On Friday 1 October 2021 new rules on winding-up petitions will come into effect which may make it easier for many creditors, except commercial landlords, to recover debt.
As a consequence of Covid-19, the UK Parliament passed emergency legislation in March 2020 that restricted many companies’ ability to trade. Parliament also passed legislation to assist companies that were struggling to pay their debts either directly because of the restrictions on trading or because of the wider economic effects.
One of those emergency measures was a restriction on creditors winding up companies that were unable to pay their debts. A new condition was applied to such petitions, which was that in order to start court proceedings for winding up a debtor company, the creditor had, in effect, to show that the virus was not the reason the company was unable to pay or had not paid. That condition all but stopped any winding up petitions being brought. It is practically very difficult to use a winding-up petition as a means of debt recovery because of the burden the creditor has to show that the debt is not due to Covid-19.
The restrictions on trading have of course now been eased to a very great extent. The rules on winding-up petitions are changing as a result.
The new rules
The UK parliament has just passed new legislation setting out the new rules which come into force on 29 September 2021 and mean that a winding-up petition for unpaid debt can only be brought if:
- The debt is known to be a definite amount, i.e. it cannot be an unascertained damages claim or otherwise be dependent on some further condition or calculation;
- The debt is due for payment and the debtor has been given notice that the debt is claimed, as well as details of the claimant, how much the debt it is, why it arises and how it is calculated. The creditor must also state in the notice that proposals for settlement are sought and that a winding-up petition will be presented if it is not paid within 21 days of delivery of the notice, then send it to the debtor’s registered address or other prescribed address;
- The total debt owed to those presenting the petition (which may be one creditor or several acting together) must be more than £10,000; and
- The debt is not “a debt in respect of rent, or any sum or other payment that a tenant is liable to pay, under [a commercial lease] and which is unpaid by reason of a financial effect of coronavirus”.

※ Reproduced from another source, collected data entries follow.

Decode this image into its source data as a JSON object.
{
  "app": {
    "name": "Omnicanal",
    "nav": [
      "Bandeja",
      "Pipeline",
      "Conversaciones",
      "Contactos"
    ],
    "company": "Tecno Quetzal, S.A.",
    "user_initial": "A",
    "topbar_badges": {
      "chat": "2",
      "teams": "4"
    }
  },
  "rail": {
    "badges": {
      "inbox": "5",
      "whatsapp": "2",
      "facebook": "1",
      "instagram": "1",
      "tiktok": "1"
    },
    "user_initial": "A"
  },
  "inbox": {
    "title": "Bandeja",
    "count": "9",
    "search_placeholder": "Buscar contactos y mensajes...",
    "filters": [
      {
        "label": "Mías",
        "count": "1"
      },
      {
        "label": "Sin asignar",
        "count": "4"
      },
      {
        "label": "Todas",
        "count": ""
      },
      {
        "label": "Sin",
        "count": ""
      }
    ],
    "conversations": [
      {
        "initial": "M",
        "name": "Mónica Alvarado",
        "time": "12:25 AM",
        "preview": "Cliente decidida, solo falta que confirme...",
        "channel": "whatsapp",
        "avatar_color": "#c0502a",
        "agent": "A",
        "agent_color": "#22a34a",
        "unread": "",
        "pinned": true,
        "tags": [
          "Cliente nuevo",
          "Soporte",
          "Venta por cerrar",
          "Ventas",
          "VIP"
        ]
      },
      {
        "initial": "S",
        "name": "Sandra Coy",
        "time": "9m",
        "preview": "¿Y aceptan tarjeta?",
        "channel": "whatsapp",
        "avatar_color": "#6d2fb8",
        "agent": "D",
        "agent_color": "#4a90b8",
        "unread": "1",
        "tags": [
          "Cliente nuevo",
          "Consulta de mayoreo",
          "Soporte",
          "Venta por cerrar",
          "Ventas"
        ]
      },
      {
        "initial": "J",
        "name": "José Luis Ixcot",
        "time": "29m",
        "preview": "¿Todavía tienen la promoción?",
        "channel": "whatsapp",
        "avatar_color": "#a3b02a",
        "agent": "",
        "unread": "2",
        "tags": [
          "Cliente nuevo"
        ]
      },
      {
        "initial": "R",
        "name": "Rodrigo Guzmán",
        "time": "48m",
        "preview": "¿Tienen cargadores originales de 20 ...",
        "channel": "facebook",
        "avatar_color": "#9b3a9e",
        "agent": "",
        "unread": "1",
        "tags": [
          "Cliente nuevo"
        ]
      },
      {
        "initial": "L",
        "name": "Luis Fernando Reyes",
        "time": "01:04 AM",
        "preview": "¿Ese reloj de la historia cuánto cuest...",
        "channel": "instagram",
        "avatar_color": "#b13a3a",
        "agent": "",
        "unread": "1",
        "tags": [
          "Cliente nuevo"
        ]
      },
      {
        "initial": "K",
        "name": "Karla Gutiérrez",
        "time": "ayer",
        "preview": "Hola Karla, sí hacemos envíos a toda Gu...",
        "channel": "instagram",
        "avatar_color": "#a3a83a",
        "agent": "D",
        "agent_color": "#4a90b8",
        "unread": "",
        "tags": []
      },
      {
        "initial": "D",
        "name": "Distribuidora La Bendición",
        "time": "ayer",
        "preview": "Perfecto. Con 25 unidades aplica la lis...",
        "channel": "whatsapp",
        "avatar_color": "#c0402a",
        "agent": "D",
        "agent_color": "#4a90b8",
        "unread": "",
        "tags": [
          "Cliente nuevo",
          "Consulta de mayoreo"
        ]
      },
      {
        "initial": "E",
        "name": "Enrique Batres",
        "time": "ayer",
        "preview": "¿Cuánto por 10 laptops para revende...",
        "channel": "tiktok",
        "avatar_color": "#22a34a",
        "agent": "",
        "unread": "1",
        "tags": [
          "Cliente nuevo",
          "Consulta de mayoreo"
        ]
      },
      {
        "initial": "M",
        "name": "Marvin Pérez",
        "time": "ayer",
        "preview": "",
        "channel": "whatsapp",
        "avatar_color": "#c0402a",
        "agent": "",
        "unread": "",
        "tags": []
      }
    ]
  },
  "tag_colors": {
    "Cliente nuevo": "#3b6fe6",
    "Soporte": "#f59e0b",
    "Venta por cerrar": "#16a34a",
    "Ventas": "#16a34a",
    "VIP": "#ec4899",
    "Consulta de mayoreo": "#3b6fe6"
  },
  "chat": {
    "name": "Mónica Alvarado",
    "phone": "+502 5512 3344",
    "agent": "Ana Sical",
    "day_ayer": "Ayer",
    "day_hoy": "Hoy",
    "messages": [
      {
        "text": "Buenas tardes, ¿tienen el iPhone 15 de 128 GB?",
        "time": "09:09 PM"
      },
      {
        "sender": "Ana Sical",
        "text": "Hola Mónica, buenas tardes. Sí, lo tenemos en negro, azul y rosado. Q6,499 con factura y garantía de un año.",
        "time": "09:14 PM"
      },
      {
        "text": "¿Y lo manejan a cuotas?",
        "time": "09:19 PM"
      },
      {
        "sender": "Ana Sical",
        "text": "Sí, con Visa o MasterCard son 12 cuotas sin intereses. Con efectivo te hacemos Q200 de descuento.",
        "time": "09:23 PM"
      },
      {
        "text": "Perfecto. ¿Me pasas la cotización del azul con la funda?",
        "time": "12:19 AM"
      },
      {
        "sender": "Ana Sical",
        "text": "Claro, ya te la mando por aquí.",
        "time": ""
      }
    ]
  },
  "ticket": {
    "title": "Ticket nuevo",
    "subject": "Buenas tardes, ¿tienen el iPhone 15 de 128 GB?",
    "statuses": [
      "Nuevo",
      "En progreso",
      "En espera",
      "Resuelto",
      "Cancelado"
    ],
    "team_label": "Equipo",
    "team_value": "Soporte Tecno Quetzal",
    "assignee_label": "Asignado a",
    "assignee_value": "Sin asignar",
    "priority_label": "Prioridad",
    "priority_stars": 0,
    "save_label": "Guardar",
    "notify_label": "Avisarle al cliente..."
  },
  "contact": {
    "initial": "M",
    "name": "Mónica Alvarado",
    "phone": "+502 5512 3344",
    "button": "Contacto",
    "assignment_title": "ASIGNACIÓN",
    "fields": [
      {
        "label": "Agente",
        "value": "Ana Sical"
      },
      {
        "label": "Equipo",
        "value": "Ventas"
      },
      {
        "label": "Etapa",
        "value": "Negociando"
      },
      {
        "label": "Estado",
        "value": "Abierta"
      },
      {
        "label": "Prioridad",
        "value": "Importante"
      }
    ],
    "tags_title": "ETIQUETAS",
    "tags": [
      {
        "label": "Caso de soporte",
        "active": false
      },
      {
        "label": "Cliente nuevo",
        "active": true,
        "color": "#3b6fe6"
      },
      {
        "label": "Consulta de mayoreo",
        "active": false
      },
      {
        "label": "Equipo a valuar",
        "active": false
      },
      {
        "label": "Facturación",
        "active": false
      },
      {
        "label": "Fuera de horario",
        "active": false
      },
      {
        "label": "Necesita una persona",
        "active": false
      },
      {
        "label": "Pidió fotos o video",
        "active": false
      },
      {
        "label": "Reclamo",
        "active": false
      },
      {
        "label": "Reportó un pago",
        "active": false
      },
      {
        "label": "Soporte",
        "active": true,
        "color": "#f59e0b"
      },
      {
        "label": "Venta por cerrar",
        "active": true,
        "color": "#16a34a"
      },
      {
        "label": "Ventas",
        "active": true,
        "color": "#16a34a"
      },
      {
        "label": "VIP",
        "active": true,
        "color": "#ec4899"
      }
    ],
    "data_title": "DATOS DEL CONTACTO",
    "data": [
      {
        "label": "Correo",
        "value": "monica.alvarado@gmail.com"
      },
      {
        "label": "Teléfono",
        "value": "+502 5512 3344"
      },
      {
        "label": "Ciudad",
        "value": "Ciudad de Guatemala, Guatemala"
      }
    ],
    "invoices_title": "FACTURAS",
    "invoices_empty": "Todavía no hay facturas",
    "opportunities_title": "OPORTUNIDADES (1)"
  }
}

The first three of those conditions are not especially onerous and many creditors may find the new rules make it significantly easier to use winding up petitions, or the threat of them, as a tool for debt recovery.
However, commercial landlords are, in effect, still excluded from using winding up to recover debt. The restrictions mean that there is still a requirement for a landlord to show that any debt due under a commercial lease is not a “financial effect” of the coronavirus. “Effect” is not limited to a direct effect, so the landlord’s burden of showing that the debt was not caused by the virus is a heavy one. It will likely remain very difficult to succeed in raising a winding-up petition for lease debt except where it is very clearly demonstrable that the debt is in no way related to coronavirus.
Even where a landlord has succeeded in obtaining a decree from the court stating that a debt is due, it is likely that a court would not allow that decree - and any charge for payment served under its authority – to be used to wind up the debtor company. This is because the restrictions are based on how the debt itself arose in the first place rather than whether it is constituted by a decree.
Separate from the provisions on winding up, the UK Government has indicated that it intends to introduce a mandatory arbitration process to resolve claims for debt due under commercial leases. Details of how that scheme will work, and when it will begin, are eagerly awaited. In the meantime, commercial landlords have very limited options for recovering debts due to them from tenants.